Syracuse University Magazine

Lab Rat


Volunteering for an exercise study can be a revealing matter

I wore a bathing suit to work one February morning—even though it was regulation winter weather in Syracuse, with light flakes of crystalline snow falling and the thermometer hovering around 18 degrees. Swimsuits are not typical attire in the University’s Office of Marketing and Communications, where I work, but I had a date with the Bod Pod, an egg-shaped closet that would gauge my percentage of body fat by estimating how much air I displace. For the test to be accurate, I had to be as close to my “natural state” as possible. Hence the bathing suit, although I cheated and wore the one with tummy control.

The Bod Pod test, along with a weigh-in, would determine if I was accepted as a volunteer subject for an exercise science study with the incredibly long name of “Exercise Effects on Intramyocellular Lipid Content in Young and Older Obese Subjects and Older Non-Obese Subjects.” According to principal investigator Ruth M. Franklin G’04, a Ph.D. candidate in the School of Education’s exercise science program, the study’s aim is to understand how the fat in muscle changes in response to a single bout of intense resistance exercise. “This study is based on one that looked at the droplets of fat in the muscles of younger, non-obese men,” Franklin says. “And it showed that resistance exercise had an effect on them. We know it works, but we want to see if we get the same results in other populations. In my study, we’re looking at the muscle cells in women, typically an underrepresented group, to see if we get the same effect. We also want to know if there are differences between the groups.”

My weight and body fat percentage (neither of which will be divulged here)—plus the fact that I don’t smoke, don’t take antidepressants, birth control or hormone replacement medication, don’t have high blood pressure, high blood sugar, or out-of-control cholesterol, and don’t exercise all that much—made me a prime candidate for the study. In all, 30 women were recruited for the program in three categories: overweight younger women, overweight older women, and lean older women—my group, in case you’re wondering. (The term “older” is open to interpretation, and we’ll skip the age range as unnecessary for this story.) Fellow researchers had warned Franklin the lean older group would be the hardest to recruit, but she found that not to be true. “The group I had the most trouble getting was the young obese, because they couldn’t be on antidepressants for the study,” she says. “In one day, I screened out 10 young women because of the medication. I assume they’re depressed about being obese, but one of the side effects of most antidepressants is weight gain. The medications impact fat metabolism, which is why we have to screen out people who are taking them.”

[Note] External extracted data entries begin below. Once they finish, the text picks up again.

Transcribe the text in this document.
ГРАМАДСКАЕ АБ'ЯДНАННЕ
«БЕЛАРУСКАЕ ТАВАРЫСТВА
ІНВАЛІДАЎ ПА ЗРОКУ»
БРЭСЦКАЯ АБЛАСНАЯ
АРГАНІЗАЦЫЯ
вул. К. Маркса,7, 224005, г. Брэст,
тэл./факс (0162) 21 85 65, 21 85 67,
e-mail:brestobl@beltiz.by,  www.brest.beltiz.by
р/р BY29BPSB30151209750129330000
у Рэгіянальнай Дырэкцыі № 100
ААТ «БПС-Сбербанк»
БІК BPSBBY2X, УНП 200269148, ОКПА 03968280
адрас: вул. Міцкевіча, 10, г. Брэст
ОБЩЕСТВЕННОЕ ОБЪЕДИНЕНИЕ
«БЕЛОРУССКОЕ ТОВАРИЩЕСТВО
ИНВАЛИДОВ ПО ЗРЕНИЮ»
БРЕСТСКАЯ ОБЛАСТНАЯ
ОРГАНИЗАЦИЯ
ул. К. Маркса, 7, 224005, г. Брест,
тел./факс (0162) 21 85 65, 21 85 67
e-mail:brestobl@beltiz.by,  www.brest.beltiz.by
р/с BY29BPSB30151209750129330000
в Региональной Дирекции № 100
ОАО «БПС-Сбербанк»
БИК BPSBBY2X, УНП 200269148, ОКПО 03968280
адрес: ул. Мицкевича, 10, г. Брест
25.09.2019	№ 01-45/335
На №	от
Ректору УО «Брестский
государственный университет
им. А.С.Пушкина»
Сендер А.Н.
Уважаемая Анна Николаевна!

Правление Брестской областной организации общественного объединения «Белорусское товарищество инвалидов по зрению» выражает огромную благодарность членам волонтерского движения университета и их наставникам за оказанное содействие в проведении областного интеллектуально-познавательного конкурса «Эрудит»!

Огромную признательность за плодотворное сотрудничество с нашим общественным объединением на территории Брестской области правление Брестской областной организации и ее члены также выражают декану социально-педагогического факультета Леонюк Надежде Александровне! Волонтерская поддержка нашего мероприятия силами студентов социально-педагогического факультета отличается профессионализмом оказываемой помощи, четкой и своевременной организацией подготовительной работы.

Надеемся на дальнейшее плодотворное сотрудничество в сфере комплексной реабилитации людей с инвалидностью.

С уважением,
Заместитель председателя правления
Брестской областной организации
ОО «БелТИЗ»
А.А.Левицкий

The initial interview and Bod Pod experience took place in the exercise science department, conveniently located upstairs from my office in the Women’s Building. The rest of the study sessions were held in a big, bright room furnished with every kind of exercise equipment imaginable, including a track, at SUNY Upstate Medical University’s Institute for Human Performance. During the second session, Franklin showed me the equipment I’d use for exercising my leg muscles, since those were the ones that would be tested. She was impressed by the range of motion in my ankles and asked if I was a dancer—noting they usually see such good lower leg flexibility only in ballerinas. 

At our third meeting, Franklin tested to see how much weight I could lift with my ballerina legs, making the weight stack heavier and heavier until my muscles declined to cooperate. She wasn’t kidding about the intensity of the exercise. There were five stations, each with a different exercise, and it was fun to see just how many of those metal weights I could lift. The hardest part was not letting go too soon and clanging the weights on release. 

For three days before the last session, I was instructed to make a list of everything I ate (an eye-opener in itself) and to consume at least 200 grams of carbohydrate per day—absolutely not a problem. The night before the test, I ate a dinner that Franklin had formulated specifically for me: chicken breast, white rice, broccoli, and two slices of wheat bread and butter—washed down with one liter of water. The purpose of the precise menu was to control for diet, according to Franklin, so the amount of food consumed wouldn’t vary and introduce error into the study.

The next morning, I was more than a little nervous about the challenge ahead, so for inspiration I donned that immortal emblem of Orange stamina, my “Marathon Men” T-shirt. The final session consisted of a fasting blood draw, then into an MRI for scans of the right leg. An intense bout of exercise followed, and then it was back into the MRI for another set of pictures. With Franklin out of town at a conference, her colleague, Amy Bidwell G’07, was in charge of my session.

When all the volunteers have been tested, Franklin will analyze the results to determine if the intense resistance exercise had any effect on cell fat. Her findings may add to the body of knowledge about insulin resistance and diabetes—the rates of both are on the rise in this country. “I’m eager to see what happens,” says Franklin, whose post-doctoral goal is to work in the public health sector. “I want to help people live healthier lives. When I developed this study, I tried to be sure to give something back to the subjects; it wasn’t all about me and my research. Many women feel too intimidated to go to a gym, but I wanted to show them that it’s not as hard as it seems.”

Will I go from lab rat to gym rat? Participating in the study was interesting and working out on the machines really was fun, so it’s a possibility. Or maybe I’ll take a class in ballet.